Dentro de la oposición al Globalismo capitalista hay una corriente de pensamiento que -curiosa y no sé si paradójicamente- se muestra tan hostil a la idea de Estado como las más viscosas gusaneras neoliberales. Y por motivos presuntamente opuestos.
La ya cansina monserga liberal pretende convencernos de que
el Estado es una cortapisa a la libertad económica - léase: a los beneficios
producto de la explotación del trabajador.-
Según la óptica neoliberal, el que existan leyes que
prohíban la esclavitud y el trabajo infantil o que garanticen un salario
mínimo, son obstáculos para el desarrollo. Para el desarrollo de las
multinacionales, claro.
Los que defienden esta concepción -CEOE, peperos, voxeros,
las Koplovich, el PNV, San Amancio Ortega y gente así - afirman que, en el
fondo, los impuestos y los servicios públicos son -habló de putas la Tacones-
un robo.
En el bando teóricamente opuesto a este liberalismo rapaz -valga
la redundancia -, están los que se autodefinen como tradicionalistas. Y no en
el sentido antipático y cerril producto de las disputas dinásticas en la
lamentable familia borbónica, sino en el de defensores de la Tradición
primordial desde una óptica evoliana o así.
Esta corriente de
pensamiento disidente suele acertar a la hora de señalar los efectos de la
Globalización y su imposición del Pensamiento Único Políticamente Correcto:
alienación de los pueblos, desestructuración social, degeneración moral,
mediocridad artística, cretinización de la enseñanza, histerismo feminista,
crisis de valores, censura y persecución del patriotismo, africanización de
Europa, tergiversación de la Historia, demonización de la civilización europea...
En resumen, la masónica Agenda 2030.
A pesar de este
acertado diagnóstico de los males de nuestro tiempo, esta corriente abomina del
concepto de Estado aludiendo a su origen liberal. Oponen al concepto de Nación
el de Imperio. Cosa que estaría muy bien si volviera el César Carlos. Pero hoy, cuando el único imperio real es el gringo, la cosa no parece muy apetecible.
Parece que conceptos como el de Estado Nacional, superador
tanto de la tramoya liberal como de la tiranía marxista no son tenidos en
consideración. O, peor aún, son descartados por haber sido vencidos en la
Segunda Guerra Mundial.

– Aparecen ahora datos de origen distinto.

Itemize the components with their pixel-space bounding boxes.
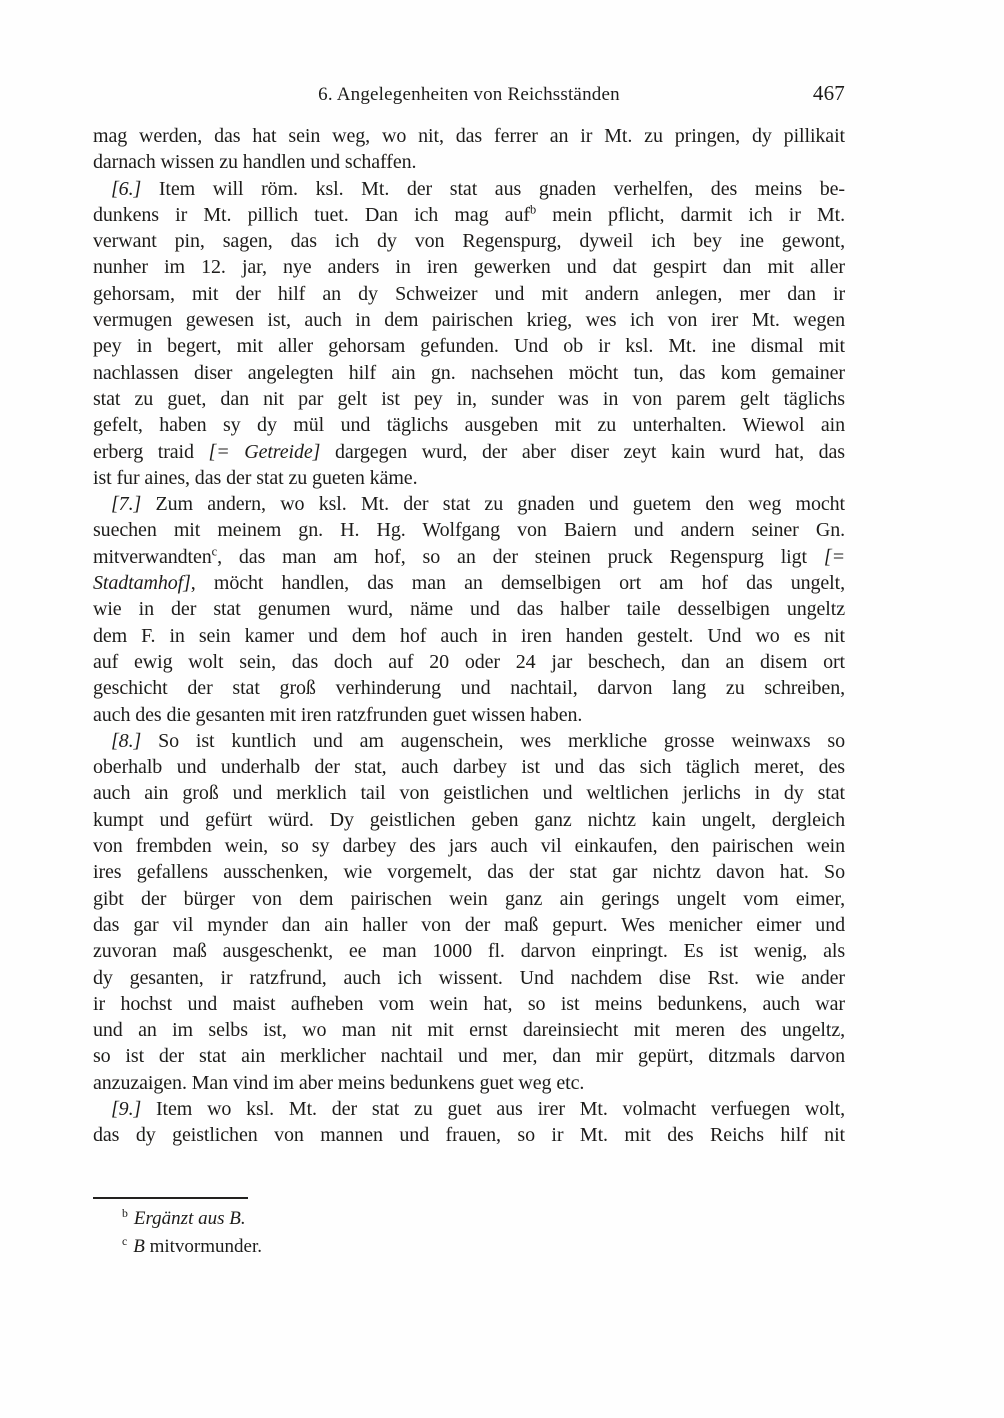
page-number: 467 xyxy=(812,81,845,105)
text-line xyxy=(93,439,845,465)
text-line xyxy=(93,912,845,938)
text-segment: das dy geistlichen von mannen und frauen, so ir Mt. mit des Reichs hilf nit xyxy=(93,1124,845,1147)
text-segment: mein pflicht, darmit ich ir Mt. xyxy=(536,203,845,226)
text-segment: Zum andern, wo ksl. Mt. der stat zu gnaden und guetem den weg mocht xyxy=(141,493,845,516)
text-segment: so ist der stat ain merklicher nachtail und mer, dan mir gepürt, ditzmals darvon xyxy=(93,1045,845,1068)
text-line xyxy=(93,176,845,202)
text-line xyxy=(93,675,845,701)
text-segment: oberhalb und underhalb der stat, auch darbey ist und das sich täglich meret, des xyxy=(93,756,845,779)
text-segment: ir hochst und maist aufheben vom wein hat, so ist meins bedunkens, auch war xyxy=(93,992,845,1015)
text-segment: und an im selbs ist, wo man nit mit ernst dareinsiecht mit meren des ungeltz, xyxy=(93,1019,845,1042)
text-segment: nunher im 12. jar, nye anders in iren gewerken und dat gespirt dan mit aller xyxy=(93,256,845,279)
text-line xyxy=(93,965,845,991)
text-segment: dy gesanten, ir ratzfrund, auch ich wissent. Und nachdem dise Rst. wie ander xyxy=(93,966,845,989)
text-line xyxy=(93,1096,845,1122)
text-line xyxy=(93,517,845,543)
text-line xyxy=(93,333,845,359)
footnote-reference: c xyxy=(211,544,218,559)
text-segment: vermugen gewesen ist, auch in dem pairischen krieg, wes ich von irer Mt. wegen xyxy=(93,309,845,332)
text-segment: auf ewig wolt sein, das doch auf 20 oder 24 jar beschech, dan an disem ort xyxy=(93,650,845,673)
text-block xyxy=(93,81,845,1149)
footnote-reference: b xyxy=(529,202,537,217)
text-line xyxy=(93,570,845,596)
text-segment: [9.] xyxy=(111,1097,142,1120)
text-segment: gehorsam, mit der hilf an dy Schweizer und mit andern anlegen, mer dan ir xyxy=(93,282,845,305)
footnotes xyxy=(93,1197,845,1261)
footnote-rule xyxy=(93,1197,248,1199)
text-segment: Item will röm. ksl. Mt. der stat aus gnaden verhelfen, des meins be- xyxy=(141,177,845,200)
text-segment: suechen mit meinem gn. H. Hg. Wolfgang von Baiern und andern seiner Gn. xyxy=(93,519,845,542)
text-segment: Stadtamhof] xyxy=(93,572,191,595)
text-segment: kumpt und gefürt würd. Dy geistlichen geben ganz nichtz kain ungelt, dergleich xyxy=(93,808,845,831)
footnote-marker: b xyxy=(122,1206,128,1220)
text-line xyxy=(93,780,845,806)
text-line xyxy=(93,938,845,964)
text-line xyxy=(93,544,845,570)
footnote-marker: c xyxy=(122,1234,128,1248)
text-segment: dem F. in sein kamer und dem hof auch in iren handen gestelt. Und wo es nit xyxy=(93,624,845,647)
text-line xyxy=(93,1017,845,1043)
text-line xyxy=(93,754,845,780)
text-line xyxy=(93,386,845,412)
text-line xyxy=(93,623,845,649)
text-segment: pey in begert, mit aller gehorsam gefunden. Und ob ir ksl. Mt. ine dismal mit xyxy=(93,335,845,358)
text-line xyxy=(93,596,845,622)
text-segment: wie in der stat genumen wurd, näme und das halber taile desselbigen ungeltz xyxy=(93,598,845,621)
text-line xyxy=(93,886,845,912)
text-segment: ires gefallens ausschenken, wie vorgemelt, das der stat gar nichtz davon hat. So xyxy=(93,861,845,884)
text-line xyxy=(93,281,845,307)
text-segment: So ist kuntlich und am augenschein, wes merkliche grosse weinwaxs so xyxy=(141,729,845,752)
footnote-list xyxy=(93,1205,845,1261)
text-segment: [= xyxy=(823,545,845,568)
text-line xyxy=(93,1070,845,1096)
text-segment: nachlassen diser angelegten hilf ain gn. nachsehen möcht tun, das kom gemainer xyxy=(93,361,845,384)
footnote xyxy=(93,1205,845,1233)
text-line xyxy=(93,1122,845,1148)
text-segment: [= Getreide] xyxy=(208,440,321,463)
text-segment: , das man am hof, so an der steinen pruck Regenspurg ligt xyxy=(217,545,824,568)
text-line xyxy=(93,807,845,833)
text-segment: Ergänzt aus B. xyxy=(133,1208,246,1229)
text-line xyxy=(93,491,845,517)
text-segment: darnach wissen zu handlen und schaffen. xyxy=(93,151,417,174)
text-segment: verwant pin, sagen, das ich dy von Regenspurg, dyweil ich bey ine gewont, xyxy=(93,230,845,253)
text-segment: gefelt, haben sy dy mül und täglichs ausgeben mit zu unterhalten. Wiewol ain xyxy=(93,414,845,437)
text-segment: mag werden, das hat sein weg, wo nit, das ferrer an ir Mt. zu pringen, dy pillikait xyxy=(93,125,845,147)
text-line xyxy=(93,728,845,754)
text-line xyxy=(93,465,845,491)
text-line xyxy=(93,149,845,175)
text-segment: das gar vil mynder dan ain haller von der maß gepurt. Wes menicher eimer und xyxy=(93,913,845,936)
text-segment: [8.] xyxy=(111,729,142,752)
text-line xyxy=(93,833,845,859)
text-segment: dargegen wurd, der aber diser zeyt kain wurd hat, das xyxy=(320,440,845,463)
text-line xyxy=(93,702,845,728)
text-line xyxy=(93,412,845,438)
text-line xyxy=(93,649,845,675)
text-segment: Item wo ksl. Mt. der stat zu guet aus irer Mt. volmacht verfuegen wolt, xyxy=(141,1097,845,1120)
text-segment: zuvoran maß ausgeschenkt, ee man 1000 fl. darvon einpringt. Es ist wenig, als xyxy=(93,940,845,963)
text-line xyxy=(93,228,845,254)
text-segment: [6.] xyxy=(111,177,142,200)
text-segment: von frembden wein, so sy darbey des jars auch vil einkaufen, den pairischen wein xyxy=(93,835,845,858)
text-line xyxy=(93,202,845,228)
text-line xyxy=(93,1043,845,1069)
footnote xyxy=(93,1233,845,1261)
text-segment: B xyxy=(133,1236,145,1257)
text-line xyxy=(93,123,845,149)
body-text xyxy=(93,123,845,1149)
text-segment: auch ain groß und merklich tail von geistlichen und weltlichen jerlichs in dy stat xyxy=(93,782,845,805)
text-segment: erberg traid xyxy=(93,440,209,463)
text-line xyxy=(93,254,845,280)
text-line xyxy=(93,307,845,333)
text-line xyxy=(93,991,845,1017)
text-segment: auch des die gesanten mit iren ratzfrunden guet wissen haben. xyxy=(93,703,583,726)
text-segment: [7.] xyxy=(111,493,142,516)
text-segment: , möcht handlen, das man an demselbigen ort am hof das ungelt, xyxy=(190,572,845,595)
text-segment: ist fur aines, das der stat zu gueten käme. xyxy=(93,466,418,489)
text-segment: stat zu guet, dan nit par gelt ist pey in, sunder was in von parem gelt täglichs xyxy=(93,387,845,410)
text-segment: dunkens ir Mt. pillich tuet. Dan ich mag auf xyxy=(93,203,530,226)
text-line xyxy=(93,360,845,386)
text-segment: mitvormunder. xyxy=(144,1236,262,1257)
running-header xyxy=(93,81,845,106)
text-line xyxy=(93,859,845,885)
text-segment: geschicht der stat groß verhinderung und nachtail, darvon lang zu schreiben, xyxy=(93,677,845,700)
text-segment: mitverwandten xyxy=(93,545,212,568)
text-segment: anzuzaigen. Man vind im aber meins bedunkens guet weg etc. xyxy=(93,1071,585,1094)
text-segment: gibt der bürger von dem pairischen wein ganz ain gerings ungelt vom eimer, xyxy=(93,887,845,910)
section-heading: 6. Angelegenheiten von Reichsständen xyxy=(318,84,620,105)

Que su añorado Imperio romano-germánico desapareciera
en 1918 no parece preocuparles tanto como que las naciones que supieron aunar
lo nacional y lo social fueran vencidas por la Usurocracia en 1945.

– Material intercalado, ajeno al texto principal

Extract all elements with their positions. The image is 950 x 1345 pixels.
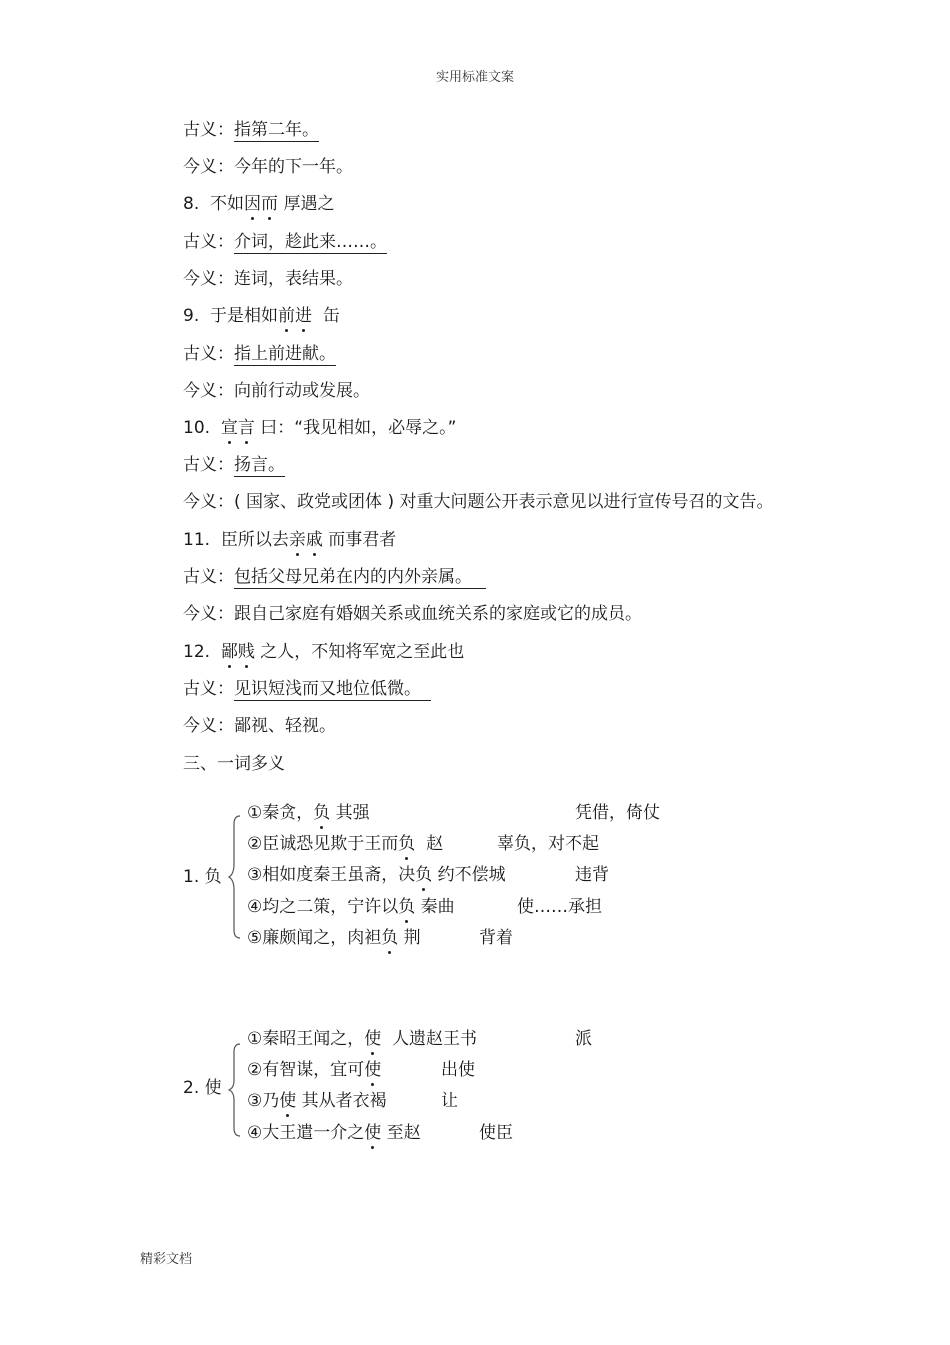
polysemy-example: ④均之二策，宁许以负 秦曲 [247, 897, 455, 917]
ancient-meaning-text: 指上前进献。 [234, 344, 336, 364]
section-heading: 三、一词多义 [183, 754, 285, 774]
emphasized-char: 使 [279, 1091, 297, 1111]
emphasized-char: 因 [244, 194, 262, 214]
emphasized-char: 负 [313, 803, 331, 823]
emphasized-char: 贱 [237, 642, 255, 662]
ancient-meaning-text: 介词，趁此来……。 [234, 232, 387, 252]
polysemy-word-label: 2. 使 [183, 1078, 222, 1098]
polysemy-meaning: 辜负，对不起 [497, 834, 599, 854]
emphasized-char: 负 [398, 834, 416, 854]
emphasized-char: 而 [261, 194, 279, 214]
polysemy-example: ③相如度秦王虽斋，决负 约不偿城 [247, 865, 506, 885]
ancient-meaning-text: 包括父母兄弟在内的内外亲属。 [234, 567, 472, 587]
emphasized-char: 使 [364, 1123, 382, 1143]
polysemy-meaning: 使臣 [479, 1123, 513, 1143]
ancient-meaning-line: 古义：见识短浅而又地位低微。 [183, 678, 431, 701]
page-footer: 精彩文档 [140, 1252, 193, 1267]
polysemy-example: ③乃使 其从者衣褐 [247, 1091, 387, 1111]
emphasized-char: 亲 [288, 530, 306, 550]
polysemy-example: ①秦昭王闻之，使 人遗赵王书 [247, 1029, 478, 1049]
polysemy-example: ①秦贪，负 其强 [247, 803, 370, 823]
ancient-meaning-line: 古义：包括父母兄弟在内的内外亲属。 [183, 566, 486, 589]
ancient-meaning-text: 指第二年。 [234, 120, 319, 140]
polysemy-meaning: 背着 [479, 928, 513, 948]
brace-icon [228, 812, 242, 942]
example-sentence-11: 11. 臣所以去亲戚 而事君者 [183, 530, 397, 550]
brace-icon [228, 1040, 242, 1140]
emphasized-char: 戚 [305, 530, 323, 550]
emphasized-char: 前 [278, 306, 296, 326]
polysemy-example: ②有智谋，宜可使 [247, 1060, 382, 1080]
modern-meaning-line: 今义：今年的下一年。 [183, 157, 353, 177]
emphasized-char: 鄙 [220, 642, 238, 662]
emphasized-char: 宣 [220, 418, 238, 438]
polysemy-example: ④大王遣一介之使 至赵 [247, 1123, 421, 1143]
polysemy-meaning: 派 [575, 1029, 592, 1049]
polysemy-meaning: 凭借，倚仗 [575, 803, 660, 823]
ancient-meaning-line: 古义：介词，趁此来……。 [183, 232, 387, 252]
page-header: 实用标准文案 [435, 70, 514, 85]
example-sentence-9: 9. 于是相如前进 缶 [183, 306, 340, 326]
polysemy-word-label: 1. 负 [183, 867, 222, 887]
modern-meaning-line: 今义：跟自己家庭有婚姻关系或血统关系的家庭或它的成员。 [183, 604, 642, 624]
modern-meaning-line: 今义：( 国家、政党或团体 ) 对重大问题公开表示意见以进行宣传号召的文告。 [183, 492, 774, 512]
emphasized-char: 使 [364, 1029, 382, 1049]
ancient-meaning-text: 见识短浅而又地位低微。 [234, 679, 421, 699]
modern-meaning-line: 今义：向前行动或发展。 [183, 381, 370, 401]
emphasized-char: 负 [381, 928, 399, 948]
polysemy-meaning: 让 [441, 1091, 458, 1111]
emphasized-char: 负 [398, 897, 416, 917]
ancient-meaning-line: 古义：指第二年。 [183, 120, 319, 140]
example-sentence-8: 8. 不如因而 厚遇之 [183, 194, 335, 214]
polysemy-example: ②臣诚恐见欺于王而负 赵 [247, 834, 444, 854]
ancient-meaning-text: 扬言。 [234, 455, 285, 475]
modern-meaning-line: 今义：鄙视、轻视。 [183, 716, 336, 736]
polysemy-meaning: 违背 [575, 865, 609, 885]
emphasized-char: 言 [237, 418, 255, 438]
emphasized-char: 负 [415, 865, 433, 885]
modern-meaning-line: 今义：连词，表结果。 [183, 269, 353, 289]
polysemy-meaning: 使……承担 [517, 897, 602, 917]
polysemy-example: ⑤廉颇闻之，肉袒负 荆 [247, 928, 421, 948]
polysemy-meaning: 出使 [441, 1060, 475, 1080]
emphasized-char: 进 [295, 306, 313, 326]
example-sentence-12: 12. 鄙贱 之人，不知将军宽之至此也 [183, 642, 465, 662]
example-sentence-10: 10. 宣言 曰：“我见相如，必辱之。” [183, 418, 457, 438]
ancient-meaning-line: 古义：扬言。 [183, 455, 285, 475]
emphasized-char: 使 [364, 1060, 382, 1080]
ancient-meaning-line: 古义：指上前进献。 [183, 344, 336, 364]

Para añadir el inevitable aliño de incienso a la ensalada,
cuando hablan de Europa hablan de la “Cristiandad” olvidando y menospreciando tanto
el sustrato cultural greco-romano como el panteón celta y germánico. En su definición
de Europa también soslayan el elemento más evidente de la identidad europea: el
biológico. A lo mejor es cosa mía, pero en muchos casos pudiera parecer que
añoran que la Santa Madre Iglesia meta el moco en los asuntos políticos. Lo
que, teniendo en cuenta la ralea moral de Bergoglio y sus secuaces, da bastante
repeluco.
Da la impresión de que conceptos como la separación entre la
Iglesia y el Estado les parecen cosa de masones a pesar de que fuera defendido
como obviedad por un pensador político tan profundamente católico como José
Antonio. En fin.
Otra muletilla que suelen repetir es que ellos son “patriotas”
pero no “nacionalistas”.
Vamos a ver: El patriotismo, para dejar de ser la etérea
evocación sentimental de un pasado idealizado y convertirse en una sólida
aspiración de grandeza, libertad y justicia social proyectada al futuro, debe
enmarcarse en un nacionalismo revolucionario, constituido en guía y objetivo
del Estado Nacional.
La batalla contra la hegemonía cultural del Globalismo no
puede plantearse desde una retórica vacía.
Claro que necesitamos épica, poesía, laureles y cantares de
gesta. Pero también necesitamos empleos dignos, justicia social, soberanía
monetaria, supervisión estatal de la economía, empresas públicas fuertes y
autonomía energética y tecnológica.
Una Patria sin Justicia no es Patria.